Figure 6. Kalirin inhibition hinders migration in MNA cells and perturbs cell polarisation and MT structure.

Figure 6.

(A) Relative migration in 2D exclusion assay after treatment with vehicle, kalirin–GEF1 inhibitor#1 (10 μM) and kalirin–GEF1 inhibitor#2 (5 μM) or after KALRN RNAi. Relative cell migration is quantified via normalization of cell density to vehicle- or siRNA-treated control.

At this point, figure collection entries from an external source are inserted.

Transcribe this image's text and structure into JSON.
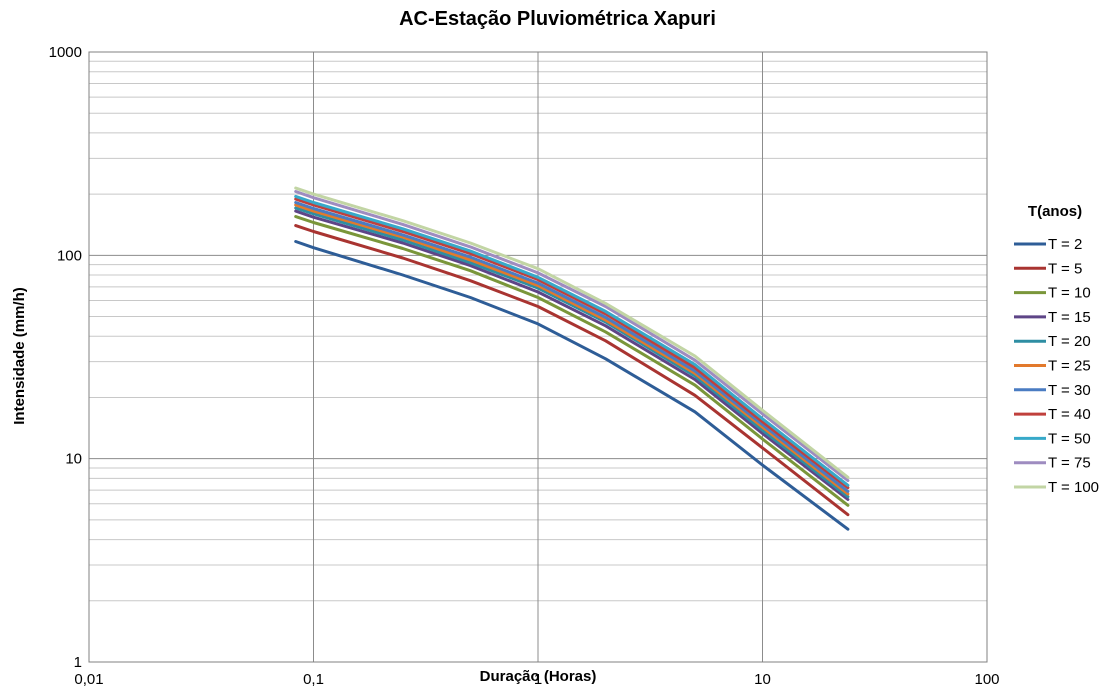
{
  "chart_data": {
    "type": "line",
    "title": "AC-Estação Pluviométrica Xapuri",
    "xlabel": "Duração (Horas)",
    "ylabel": "Intensidade (mm/h)",
    "xscale": "log",
    "yscale": "log",
    "xlim": [
      0.01,
      100
    ],
    "ylim": [
      1,
      1000
    ],
    "x_tick_labels": [
      "0,01",
      "0,1",
      "1",
      "10",
      "100"
    ],
    "y_tick_labels": [
      "1",
      "10",
      "100",
      "1000"
    ],
    "grid": true,
    "legend_title": "T(anos)",
    "legend_position": "right",
    "x": [
      0.0833,
      0.1,
      0.25,
      0.5,
      1,
      2,
      5,
      10,
      24
    ],
    "series": [
      {
        "name": "T = 2",
        "color": "#2E5D97",
        "values": [
          117,
          109,
          80,
          62,
          46,
          31,
          17,
          9.3,
          4.5
        ]
      },
      {
        "name": "T = 5",
        "color": "#A93431",
        "values": [
          140,
          131,
          97,
          75,
          56,
          38,
          20.5,
          11.3,
          5.3
        ]
      },
      {
        "name": "T = 10",
        "color": "#7A963A",
        "values": [
          155,
          145,
          108,
          84,
          62,
          42,
          23,
          12.5,
          5.9
        ]
      },
      {
        "name": "T = 15",
        "color": "#5E4587",
        "values": [
          165,
          154,
          115,
          89,
          66,
          45,
          24.5,
          13.3,
          6.3
        ]
      },
      {
        "name": "T = 20",
        "color": "#2E8EA3",
        "values": [
          171,
          160,
          119,
          92,
          69,
          47,
          25.5,
          13.8,
          6.5
        ]
      },
      {
        "name": "T = 25",
        "color": "#E2792C",
        "values": [
          177,
          165,
          123,
          95,
          71,
          48,
          26.3,
          14.3,
          6.7
        ]
      },
      {
        "name": "T = 30",
        "color": "#4A7CC2",
        "values": [
          182,
          170,
          126,
          98,
          73,
          49.5,
          27,
          14.7,
          6.9
        ]
      },
      {
        "name": "T = 40",
        "color": "#C0403C",
        "values": [
          189,
          177,
          131,
          102,
          76,
          51.5,
          28,
          15.2,
          7.2
        ]
      },
      {
        "name": "T = 50",
        "color": "#37A9C9",
        "values": [
          195,
          182,
          135,
          105,
          78,
          53,
          29,
          15.7,
          7.4
        ]
      },
      {
        "name": "T = 75",
        "color": "#9E8CC0",
        "values": [
          206,
          192,
          142,
          110,
          82,
          56,
          30.5,
          16.6,
          7.8
        ]
      },
      {
        "name": "T = 100",
        "color": "#C2D5A4",
        "values": [
          214,
          200,
          148,
          115,
          86,
          58,
          32,
          17.3,
          8.1
        ]
      }
    ]
  }
}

Graphs represent mean relative difference in migration + SD. (B) Random walk plots and accumulated migration distances in control IMR-32_NM cell after treatment with kalirin–GEF1 inhibitor#1 or kalirin–GEF1 inhibitor#2, and after 48 h of KALRN RNAi (13 and 10 h, 15-min intervals). Mean values + SD are presented. (C) Time-lapse images of IMR-32_NM after kalirin–GEF1 inhibitor#2 treatment. Nuclei and leading processes are indicated. Scale bar 20 μm. (D) |NC-CC| plots in control IMR-32_NM and after treatment with kalirin–GEF1 inhibitor#2, kalirin–GEF1 inhibitor#1 or KALRN siRNA. (E) The percentage of centrosomes located distally in control, kalirin, or RAC1-suppressed IMR-32 cells. Mean values + SD are presented. (F) DAPI staining showing changes in the nucleus shape in IMR-32 after kalirin–GEF1 inhibition. (G) Box plots demonstrating nuclear roundness in IMR-32 cells treated with RAC1- or kalirin–GEF1 inhibitor. Data represent three independent experiments (819, 1,008, 375, and 772 cells). (H) βIII-tubulin staining in control IMR-32 cells and after treatment with kalirin–GEF1 inhibitor#2 or KALRN RNAi. The representative fields were photographed. Scale bar 100 μm. (I) NNC/NCC angle frequency distribution (left) and NUC and noise-corrected NC-CC distances in 0–40° and 140–180° signatures in concatenated tracks from control (25 cells and 866 cells), RAC1-inhibited (30 cells, 563 timepoints), kalirin–GEF1–inhibited (25 cells and 606 timepoints) and KALRN siRNA treated (30 cells and 860 timepoints) IMR-32_NM (right). (J) Correlation plots between cell velocity and NUC footprint in control IMR-32_NM and after treatment with RAC1 inhibitor, kalirin–GEF1 inhibitor#1, kalirin–GEF1 inhibitor#2, or KALRN siRNA. (K) Phase contrast images, random walk plots, and accumulated migration distances of randomly migrating cells treated with vehicle, RAC1 inhibitor (10 μM), kalirin–GEF1 inhibitor#1 (10 μM) or kalirin–GEF1 inhibitor#2 (5 μM) for 48 h in pseudo-3-D (21 h, 90-min intervals). Mean values + SD are presented.